Namur Avec le montage du pavillon de Milan, le festival a dû trouver des solutions

À moins de deux mois du lancement de la 6e édition des Solidarités qui se déroulera les 25 et 26 août sur l’esplanade de la Citadelle de Namur, le festival a dévoilé sa programmation et ses nouveautés.
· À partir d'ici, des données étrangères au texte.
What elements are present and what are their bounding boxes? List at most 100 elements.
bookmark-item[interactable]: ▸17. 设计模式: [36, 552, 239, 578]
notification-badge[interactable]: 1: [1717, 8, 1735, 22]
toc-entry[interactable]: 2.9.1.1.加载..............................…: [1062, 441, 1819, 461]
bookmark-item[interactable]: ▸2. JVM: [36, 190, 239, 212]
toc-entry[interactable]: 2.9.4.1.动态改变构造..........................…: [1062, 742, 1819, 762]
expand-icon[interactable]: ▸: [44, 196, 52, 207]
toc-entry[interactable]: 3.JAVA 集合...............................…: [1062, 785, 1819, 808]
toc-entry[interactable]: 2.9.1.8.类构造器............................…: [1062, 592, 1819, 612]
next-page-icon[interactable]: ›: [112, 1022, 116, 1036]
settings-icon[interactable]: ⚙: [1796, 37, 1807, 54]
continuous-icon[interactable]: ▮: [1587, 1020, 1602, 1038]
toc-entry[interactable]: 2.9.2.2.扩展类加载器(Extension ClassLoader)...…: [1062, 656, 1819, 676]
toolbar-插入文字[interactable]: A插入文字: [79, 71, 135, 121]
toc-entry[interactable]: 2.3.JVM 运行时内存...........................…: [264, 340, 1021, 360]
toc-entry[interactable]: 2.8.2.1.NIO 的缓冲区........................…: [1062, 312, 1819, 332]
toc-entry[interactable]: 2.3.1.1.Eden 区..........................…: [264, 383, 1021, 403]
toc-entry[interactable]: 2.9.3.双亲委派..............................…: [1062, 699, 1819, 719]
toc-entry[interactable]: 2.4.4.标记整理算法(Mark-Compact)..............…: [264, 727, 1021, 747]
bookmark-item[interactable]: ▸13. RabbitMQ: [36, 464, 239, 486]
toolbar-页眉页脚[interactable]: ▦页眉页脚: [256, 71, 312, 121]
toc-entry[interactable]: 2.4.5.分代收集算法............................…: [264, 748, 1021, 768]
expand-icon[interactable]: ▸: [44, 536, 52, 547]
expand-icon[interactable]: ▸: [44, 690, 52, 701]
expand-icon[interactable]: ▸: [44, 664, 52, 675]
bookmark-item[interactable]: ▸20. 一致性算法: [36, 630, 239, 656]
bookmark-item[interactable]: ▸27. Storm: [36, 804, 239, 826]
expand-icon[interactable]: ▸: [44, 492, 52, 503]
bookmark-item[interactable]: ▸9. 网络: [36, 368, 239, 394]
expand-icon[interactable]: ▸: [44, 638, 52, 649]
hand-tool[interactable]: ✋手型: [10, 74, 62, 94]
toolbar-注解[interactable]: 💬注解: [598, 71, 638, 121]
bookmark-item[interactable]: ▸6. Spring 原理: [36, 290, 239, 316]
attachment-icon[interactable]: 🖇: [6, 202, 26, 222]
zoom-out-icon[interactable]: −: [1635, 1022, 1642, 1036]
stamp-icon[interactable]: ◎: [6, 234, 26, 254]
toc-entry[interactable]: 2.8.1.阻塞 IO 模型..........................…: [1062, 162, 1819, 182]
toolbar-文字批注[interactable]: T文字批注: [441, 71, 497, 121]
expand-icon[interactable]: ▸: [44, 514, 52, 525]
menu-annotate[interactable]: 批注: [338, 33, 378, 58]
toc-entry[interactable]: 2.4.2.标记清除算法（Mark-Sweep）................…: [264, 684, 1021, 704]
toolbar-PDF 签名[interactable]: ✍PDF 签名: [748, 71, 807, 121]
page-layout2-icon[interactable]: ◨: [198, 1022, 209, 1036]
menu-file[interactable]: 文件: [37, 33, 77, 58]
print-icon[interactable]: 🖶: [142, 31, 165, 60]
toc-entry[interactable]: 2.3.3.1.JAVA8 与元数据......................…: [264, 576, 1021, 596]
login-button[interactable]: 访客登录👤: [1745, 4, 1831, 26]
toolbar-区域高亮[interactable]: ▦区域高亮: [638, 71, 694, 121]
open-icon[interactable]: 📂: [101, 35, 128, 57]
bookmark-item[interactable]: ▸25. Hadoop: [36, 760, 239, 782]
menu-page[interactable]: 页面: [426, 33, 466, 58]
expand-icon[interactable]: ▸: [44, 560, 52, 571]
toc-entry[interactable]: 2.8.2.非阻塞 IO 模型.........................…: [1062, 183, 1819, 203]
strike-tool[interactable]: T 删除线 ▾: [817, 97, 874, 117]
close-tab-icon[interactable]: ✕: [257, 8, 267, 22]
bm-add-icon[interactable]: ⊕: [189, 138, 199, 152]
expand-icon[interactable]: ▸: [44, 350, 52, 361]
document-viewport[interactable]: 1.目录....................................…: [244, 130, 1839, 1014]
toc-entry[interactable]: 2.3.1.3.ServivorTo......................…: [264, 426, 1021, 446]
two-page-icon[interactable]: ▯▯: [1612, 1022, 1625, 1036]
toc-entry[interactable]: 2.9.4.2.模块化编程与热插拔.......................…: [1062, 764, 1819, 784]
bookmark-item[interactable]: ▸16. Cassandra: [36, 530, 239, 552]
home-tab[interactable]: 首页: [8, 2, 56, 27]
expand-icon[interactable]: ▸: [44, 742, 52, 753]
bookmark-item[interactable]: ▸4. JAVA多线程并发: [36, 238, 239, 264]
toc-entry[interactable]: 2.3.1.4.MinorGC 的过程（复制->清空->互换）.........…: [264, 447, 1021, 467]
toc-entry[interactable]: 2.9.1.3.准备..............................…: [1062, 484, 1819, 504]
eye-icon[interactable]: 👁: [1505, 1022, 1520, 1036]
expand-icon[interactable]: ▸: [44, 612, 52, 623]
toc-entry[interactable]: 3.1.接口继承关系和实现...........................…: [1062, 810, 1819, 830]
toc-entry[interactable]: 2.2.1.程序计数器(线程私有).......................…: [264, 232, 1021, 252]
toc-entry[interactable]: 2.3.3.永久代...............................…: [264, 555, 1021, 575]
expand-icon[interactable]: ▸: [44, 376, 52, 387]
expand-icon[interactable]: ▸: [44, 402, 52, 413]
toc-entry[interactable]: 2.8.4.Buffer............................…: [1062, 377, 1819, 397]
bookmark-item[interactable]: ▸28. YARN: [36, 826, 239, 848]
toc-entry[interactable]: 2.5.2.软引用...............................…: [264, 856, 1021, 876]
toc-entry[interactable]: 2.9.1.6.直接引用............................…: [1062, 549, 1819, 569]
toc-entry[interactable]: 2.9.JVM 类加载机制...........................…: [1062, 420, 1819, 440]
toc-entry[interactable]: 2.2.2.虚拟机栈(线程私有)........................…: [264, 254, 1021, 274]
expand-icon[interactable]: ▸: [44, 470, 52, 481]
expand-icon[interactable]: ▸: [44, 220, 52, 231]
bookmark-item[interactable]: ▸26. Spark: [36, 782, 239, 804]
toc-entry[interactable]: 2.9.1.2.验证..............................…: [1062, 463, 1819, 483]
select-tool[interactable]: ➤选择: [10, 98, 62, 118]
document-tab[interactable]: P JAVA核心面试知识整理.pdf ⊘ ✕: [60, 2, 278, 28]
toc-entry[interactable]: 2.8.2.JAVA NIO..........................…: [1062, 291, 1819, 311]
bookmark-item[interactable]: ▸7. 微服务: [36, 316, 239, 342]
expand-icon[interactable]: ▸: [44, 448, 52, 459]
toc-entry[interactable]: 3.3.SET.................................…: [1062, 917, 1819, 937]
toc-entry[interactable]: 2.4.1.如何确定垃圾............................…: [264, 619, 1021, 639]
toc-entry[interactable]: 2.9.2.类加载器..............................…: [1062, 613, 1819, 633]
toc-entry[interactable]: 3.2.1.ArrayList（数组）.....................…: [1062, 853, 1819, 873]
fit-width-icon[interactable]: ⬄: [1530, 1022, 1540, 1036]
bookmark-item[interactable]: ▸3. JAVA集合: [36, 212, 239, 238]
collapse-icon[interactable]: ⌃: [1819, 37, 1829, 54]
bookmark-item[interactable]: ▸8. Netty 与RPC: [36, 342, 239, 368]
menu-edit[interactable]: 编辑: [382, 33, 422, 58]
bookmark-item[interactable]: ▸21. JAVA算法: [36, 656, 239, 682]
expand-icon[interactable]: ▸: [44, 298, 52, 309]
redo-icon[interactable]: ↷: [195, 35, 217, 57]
Entre Julien Clerc, Raphael, Hyphen Hyphen, Caballero et Jean Jass, Eddy De Pretto ou encore Not Moon et Lomepal, la programmation du festival est très variée cette année. "Nous sommes passés de 37 à 51 concerts. On s’est cherché, on a travaillé pour trouver une affiche qui montre exactement ce que sont les Solidarités. Elle est éclectique et ouverte à tout le monde", explique Martin Wauthy, directeur de l’événement. C’est d’ailleurs une artiste namuroise qui va lancer le festival ce samedi 25 août. "Charlotte va lancer le spectacle sur le théâtre de Verdure, elle incarne exactement ce qu’on aime aux Solidarités", poursuit-il.

Ce qui change surtout cette année, c’est l’organisation du festival, avec le montage du pavillon de Milan, une partie de l’esplanade a été rognée et donc il a fallu trouver des solutions. "Nous avons du réorganiser nos espaces afin de pouvoir proposer un événement toujours aussi familial et accessible à tous", souligne-il.

Pour cela, l’espace Maquis ouvert il y a deux ans se verra agrandi cette année avec une grange qui accueillera la quatrième scène où se retrouveront les artistes hip-hop. Dans l’optique de toujours accueillir un maximum de familles, le festival sera toujours gratuit pour les moins de 12 ans qui pourront se retrouver autour d’une grande roue. Toujours dans une quête de plus de solidarité, les organisateurs ont décidé d’accueillir toujours plus d’associations puisqu’il y en aura 40 différentes cette année.

En outre , un parcours libre pour sensibiliser le public sur la problématique des migrants sera mis en place. "Nous allons utiliser le tunnel qui se situe sous le stade afin de faire vivre une expérience particulière aux visiteurs. Sur les 120m de long, nous allons installer des objets, une barque et des photos pour confronter le public à la réalité de cette problématique", conclut l’organisateur.